What You Should Know about Dental Damage and Tooth Abfractions
Many people are surprised to learn that tooth erosion can be caused by factors other than acid or decay. Tooth abfractions are a form of tooth erosion caused by mechanical forces that can leave the teeth vulnerable to serious dental damage. Fortunately, restorative dentistry treatments can be performed to repair the damage caused by dental abfractions and restore dental health. Find out more about dental damage and tooth abfractions in this overview from Pittsburgh, PA dentist Edward Narcisi.
What Are Tooth Abfractions?
Tooth abfractions, also called abfraction lesions, are a form of tooth erosion. Tooth abfractions are characterized by small notches at the gum line. Tooth abfractions may appear as angular notches or may look more rounded. A more rounded appearance is common to older tooth abfractions as a result of the continuation of the erosion process.
What Causes Tooth Abfractions?
As stated previously, tooth abfractions are a form of tooth erosion caused by mechanical forces. Mechanical forces, like the stress of biting or teeth grinding, can wear the teeth near the gum line. This area is particularly vulnerable because it is where the enamel stops and a softer layer of the teeth, the cementum, begins.
Although biting forces can cause tooth abfractions to develop, most people with proper alignment will not develop abfractions. Rather, tooth abfractions are more likely to occur in those who have misaligned teeth, often called a “bad bite.” The likely reason is that malocclusion exposes the teeth to uneven pressure and forces as the teeth try to compensate for bite issues.
Dental Damage and Tooth Abfractions
Once tooth abfractions begin to form, the tooth will not repair itself. Because tooth abfractions are a permanent form of dental damage, it is important to seek treatment. Without proper treatment, tooth abfractions can lead to serious dental damage such as:
- Tooth decay: Tooth abfractions wear away the protective enamel layer of the teeth, leaving the inner structures vulnerable to plaque, bacteria, and acids from food and drink. Without the enamel intact, tooth decay can occur at an alarmingly fast rate.
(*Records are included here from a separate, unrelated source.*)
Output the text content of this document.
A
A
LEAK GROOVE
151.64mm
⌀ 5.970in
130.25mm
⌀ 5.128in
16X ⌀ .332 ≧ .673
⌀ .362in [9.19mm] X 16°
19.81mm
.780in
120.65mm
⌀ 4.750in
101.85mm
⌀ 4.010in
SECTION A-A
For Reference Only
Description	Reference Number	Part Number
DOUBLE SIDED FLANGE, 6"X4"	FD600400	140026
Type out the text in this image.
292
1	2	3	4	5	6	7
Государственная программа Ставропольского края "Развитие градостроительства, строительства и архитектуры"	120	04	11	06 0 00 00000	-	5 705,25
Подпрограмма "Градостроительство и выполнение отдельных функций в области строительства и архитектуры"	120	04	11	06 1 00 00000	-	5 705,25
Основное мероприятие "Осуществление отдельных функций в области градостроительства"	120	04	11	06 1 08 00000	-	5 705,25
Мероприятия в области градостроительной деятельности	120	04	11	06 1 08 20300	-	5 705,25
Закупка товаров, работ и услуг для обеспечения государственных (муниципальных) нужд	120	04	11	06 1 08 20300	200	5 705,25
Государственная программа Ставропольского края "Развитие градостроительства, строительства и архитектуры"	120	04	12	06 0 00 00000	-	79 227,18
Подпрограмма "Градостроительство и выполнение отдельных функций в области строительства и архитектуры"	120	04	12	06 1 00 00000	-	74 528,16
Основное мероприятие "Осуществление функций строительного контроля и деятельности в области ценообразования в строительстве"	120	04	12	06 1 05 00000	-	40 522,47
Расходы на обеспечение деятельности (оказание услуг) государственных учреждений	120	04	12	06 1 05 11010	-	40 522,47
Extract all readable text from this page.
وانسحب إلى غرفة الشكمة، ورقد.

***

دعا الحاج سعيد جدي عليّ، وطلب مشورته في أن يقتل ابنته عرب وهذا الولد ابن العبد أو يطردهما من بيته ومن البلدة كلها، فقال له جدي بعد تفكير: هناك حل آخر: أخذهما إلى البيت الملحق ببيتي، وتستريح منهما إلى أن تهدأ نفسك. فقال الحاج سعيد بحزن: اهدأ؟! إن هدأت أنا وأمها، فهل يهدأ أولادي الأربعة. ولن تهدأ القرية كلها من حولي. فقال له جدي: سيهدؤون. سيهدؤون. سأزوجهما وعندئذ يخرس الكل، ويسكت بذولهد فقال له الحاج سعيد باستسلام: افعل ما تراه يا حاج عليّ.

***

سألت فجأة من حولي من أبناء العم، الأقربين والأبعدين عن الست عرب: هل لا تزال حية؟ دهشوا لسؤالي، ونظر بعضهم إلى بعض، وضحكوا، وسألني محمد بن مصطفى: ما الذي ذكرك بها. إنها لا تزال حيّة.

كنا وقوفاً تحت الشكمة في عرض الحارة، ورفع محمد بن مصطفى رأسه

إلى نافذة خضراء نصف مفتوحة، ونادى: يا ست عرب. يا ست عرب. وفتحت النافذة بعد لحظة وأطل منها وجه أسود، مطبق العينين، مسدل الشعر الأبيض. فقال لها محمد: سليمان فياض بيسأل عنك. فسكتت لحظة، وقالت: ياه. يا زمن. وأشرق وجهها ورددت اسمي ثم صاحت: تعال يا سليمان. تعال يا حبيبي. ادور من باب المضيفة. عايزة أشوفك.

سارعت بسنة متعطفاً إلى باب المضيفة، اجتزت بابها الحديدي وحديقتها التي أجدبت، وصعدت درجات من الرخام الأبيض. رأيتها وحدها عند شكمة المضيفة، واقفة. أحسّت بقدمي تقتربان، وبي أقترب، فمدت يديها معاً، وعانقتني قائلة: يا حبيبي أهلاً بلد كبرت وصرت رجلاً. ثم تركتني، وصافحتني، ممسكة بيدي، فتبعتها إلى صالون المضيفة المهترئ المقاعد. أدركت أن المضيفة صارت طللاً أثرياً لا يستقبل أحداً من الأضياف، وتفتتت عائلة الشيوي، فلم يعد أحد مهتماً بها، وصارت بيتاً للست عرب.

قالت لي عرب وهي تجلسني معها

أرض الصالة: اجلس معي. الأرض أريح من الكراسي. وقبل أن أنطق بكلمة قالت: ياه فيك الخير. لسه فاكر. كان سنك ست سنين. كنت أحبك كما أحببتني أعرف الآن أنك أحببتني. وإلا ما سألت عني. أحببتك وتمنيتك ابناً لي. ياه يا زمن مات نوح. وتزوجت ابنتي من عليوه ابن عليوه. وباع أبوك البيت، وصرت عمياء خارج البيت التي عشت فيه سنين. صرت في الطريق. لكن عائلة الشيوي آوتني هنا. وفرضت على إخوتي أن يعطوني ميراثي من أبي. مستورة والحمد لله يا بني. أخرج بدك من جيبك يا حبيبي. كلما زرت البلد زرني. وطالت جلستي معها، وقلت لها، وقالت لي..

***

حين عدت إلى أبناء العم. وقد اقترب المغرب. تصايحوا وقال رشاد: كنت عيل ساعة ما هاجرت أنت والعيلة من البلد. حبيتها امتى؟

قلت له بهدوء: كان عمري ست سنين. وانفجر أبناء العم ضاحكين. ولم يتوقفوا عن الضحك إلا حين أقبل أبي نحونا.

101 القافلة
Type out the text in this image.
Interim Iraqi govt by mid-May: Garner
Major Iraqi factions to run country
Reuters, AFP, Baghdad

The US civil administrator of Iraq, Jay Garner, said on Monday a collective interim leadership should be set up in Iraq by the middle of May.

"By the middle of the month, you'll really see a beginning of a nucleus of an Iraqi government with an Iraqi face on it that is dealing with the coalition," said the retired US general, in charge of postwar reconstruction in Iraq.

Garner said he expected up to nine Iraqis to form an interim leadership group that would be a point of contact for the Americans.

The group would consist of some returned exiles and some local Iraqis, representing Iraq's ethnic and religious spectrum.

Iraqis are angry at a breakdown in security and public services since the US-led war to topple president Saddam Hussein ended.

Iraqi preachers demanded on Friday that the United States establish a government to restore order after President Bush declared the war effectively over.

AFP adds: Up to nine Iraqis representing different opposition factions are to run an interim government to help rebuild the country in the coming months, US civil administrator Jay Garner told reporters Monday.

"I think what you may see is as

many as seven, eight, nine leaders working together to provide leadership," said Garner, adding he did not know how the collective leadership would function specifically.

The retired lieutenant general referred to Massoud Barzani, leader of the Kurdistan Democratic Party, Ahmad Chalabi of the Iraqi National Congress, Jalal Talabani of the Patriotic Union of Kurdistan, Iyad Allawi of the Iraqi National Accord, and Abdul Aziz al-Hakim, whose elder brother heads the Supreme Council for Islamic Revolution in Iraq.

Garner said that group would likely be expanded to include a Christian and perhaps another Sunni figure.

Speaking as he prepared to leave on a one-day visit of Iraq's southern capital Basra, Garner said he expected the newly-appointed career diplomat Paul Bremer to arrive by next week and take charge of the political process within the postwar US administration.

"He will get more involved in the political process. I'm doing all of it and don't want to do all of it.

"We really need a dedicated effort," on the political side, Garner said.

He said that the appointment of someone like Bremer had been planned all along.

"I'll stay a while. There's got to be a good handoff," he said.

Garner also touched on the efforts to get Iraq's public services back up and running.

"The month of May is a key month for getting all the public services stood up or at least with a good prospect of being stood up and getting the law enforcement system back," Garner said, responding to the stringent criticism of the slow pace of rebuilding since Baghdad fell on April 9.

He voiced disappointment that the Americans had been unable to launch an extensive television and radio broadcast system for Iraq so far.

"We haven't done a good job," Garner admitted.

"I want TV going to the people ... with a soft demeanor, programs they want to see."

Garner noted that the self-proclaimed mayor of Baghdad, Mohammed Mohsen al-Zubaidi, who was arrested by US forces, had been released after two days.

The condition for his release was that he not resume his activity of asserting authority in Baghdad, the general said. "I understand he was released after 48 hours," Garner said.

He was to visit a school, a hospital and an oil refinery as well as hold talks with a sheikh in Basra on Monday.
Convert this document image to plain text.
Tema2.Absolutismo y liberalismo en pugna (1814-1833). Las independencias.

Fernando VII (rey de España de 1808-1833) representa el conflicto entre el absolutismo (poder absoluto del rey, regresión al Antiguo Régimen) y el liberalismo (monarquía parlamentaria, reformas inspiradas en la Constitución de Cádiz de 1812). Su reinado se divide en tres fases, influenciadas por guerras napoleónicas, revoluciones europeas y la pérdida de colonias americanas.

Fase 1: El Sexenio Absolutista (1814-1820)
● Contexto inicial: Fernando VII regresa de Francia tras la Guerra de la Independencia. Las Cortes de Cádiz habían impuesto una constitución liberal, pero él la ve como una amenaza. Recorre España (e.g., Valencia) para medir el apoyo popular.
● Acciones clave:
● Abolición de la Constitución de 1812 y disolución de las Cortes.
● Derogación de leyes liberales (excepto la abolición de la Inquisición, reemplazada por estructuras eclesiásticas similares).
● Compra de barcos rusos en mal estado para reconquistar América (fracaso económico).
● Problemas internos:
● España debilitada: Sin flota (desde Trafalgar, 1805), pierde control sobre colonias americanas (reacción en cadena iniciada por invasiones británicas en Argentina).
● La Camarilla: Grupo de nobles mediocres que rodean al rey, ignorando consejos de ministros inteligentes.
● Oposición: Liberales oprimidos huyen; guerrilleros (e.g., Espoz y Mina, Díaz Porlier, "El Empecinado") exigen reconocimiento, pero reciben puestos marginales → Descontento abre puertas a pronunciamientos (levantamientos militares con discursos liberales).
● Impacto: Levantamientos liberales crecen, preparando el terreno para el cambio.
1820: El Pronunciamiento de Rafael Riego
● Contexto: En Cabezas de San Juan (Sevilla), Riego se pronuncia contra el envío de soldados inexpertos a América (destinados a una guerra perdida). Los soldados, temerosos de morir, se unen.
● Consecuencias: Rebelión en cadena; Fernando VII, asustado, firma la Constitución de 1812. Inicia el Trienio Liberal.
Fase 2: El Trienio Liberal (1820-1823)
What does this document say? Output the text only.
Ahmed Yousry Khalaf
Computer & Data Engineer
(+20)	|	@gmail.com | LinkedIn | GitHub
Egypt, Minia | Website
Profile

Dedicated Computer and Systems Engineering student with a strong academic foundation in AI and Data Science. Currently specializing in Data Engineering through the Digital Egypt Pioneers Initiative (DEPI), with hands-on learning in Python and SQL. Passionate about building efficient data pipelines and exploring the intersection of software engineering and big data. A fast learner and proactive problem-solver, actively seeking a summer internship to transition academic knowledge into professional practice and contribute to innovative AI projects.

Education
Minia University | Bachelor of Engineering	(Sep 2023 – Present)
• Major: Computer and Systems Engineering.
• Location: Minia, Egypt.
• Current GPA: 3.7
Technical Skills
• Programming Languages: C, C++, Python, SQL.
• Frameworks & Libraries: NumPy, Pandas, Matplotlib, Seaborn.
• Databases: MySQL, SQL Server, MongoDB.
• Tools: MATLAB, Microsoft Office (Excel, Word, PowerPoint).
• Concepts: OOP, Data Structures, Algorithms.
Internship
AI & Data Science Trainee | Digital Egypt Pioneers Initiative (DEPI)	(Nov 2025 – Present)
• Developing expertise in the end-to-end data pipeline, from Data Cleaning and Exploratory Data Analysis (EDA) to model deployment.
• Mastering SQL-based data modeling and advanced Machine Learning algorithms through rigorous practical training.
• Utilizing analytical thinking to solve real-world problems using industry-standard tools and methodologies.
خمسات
- Root canal infections: When tooth abfractions go untreated and decay occurs, bacteria may be allowed to reach the inner root canal of the tooth, often resulting in a root canal infection. Root canal infections directly affect the pulp tissue, blood vessels, and nerves of the teeth, causing severe pain. If left untreated, root canal infections can cause infected teeth to die, leading to tooth loss or extraction.
- Increased dental sensitivity: Tooth abfractions can expose the inner dentin layer of the teeth, as well as the nerves, to fluctuations in hot and cold when eating or drinking, leading to increased tooth sensitivity.
- Tooth loss: In severe cases, tooth abfractions may result in tooth loss due to the progression of tooth decay or root canal infections.